Let's take a peek inside a docx file.
Created on: 2019-01-22
While converting .docx file to .md using pandoc I faced a unique problem. Each time I converted the .docx file to .md, the images in the .md file where getting jumbled. While investigating I came across this GitHub issue and a fascinating comment about .docx files which says it is just a fancy zip file with xml mapping.
Let's dive in. Let's take a .docx file and start probing.

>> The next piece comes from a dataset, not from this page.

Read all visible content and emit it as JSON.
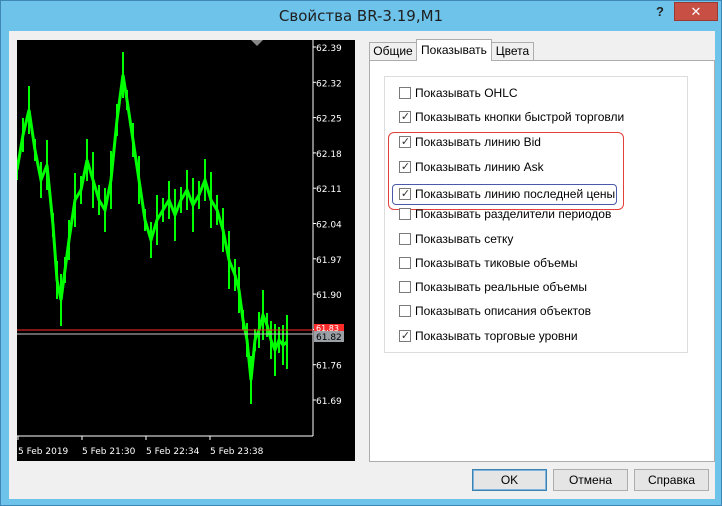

First let's download a .docx file:
wget https://calibre-ebook.com/downloads/demos/demo.docx
Then, we will need to change the file extention:
mv demo.docx demo.zip
Unzipping:
unzip demo.zip -d demo
Looking at the file tree:
ls -R demo
Gives us the following output:
demo: '[Content_Types].xml' customXml docProps _rels word demo/customXml: item1.xml item2.xml itemProps1.xml itemProps2.xml _rels demo/customXml/_rels: item1.xml.rels item2.xml.rels demo/docProps: app.xml core.xml demo/_rels: demo/word: document.xml endnotes.xml fonts fontTable.xml footnotes.xml media numbering.xml _rels settings.xml styles.xml theme webSettings.xml demo/word/fonts: font1.odttf font2.odttf font3.odttf font4.odttf font5.odttf font6.odttf demo/word/media: image1.gif image2.png image3.png image4.png demo/word/_rels: document.xml.rels fontTable.xml.rels numbering.xml.rels demo/word/theme: theme1.xml
We will look more closely in all of this file in future!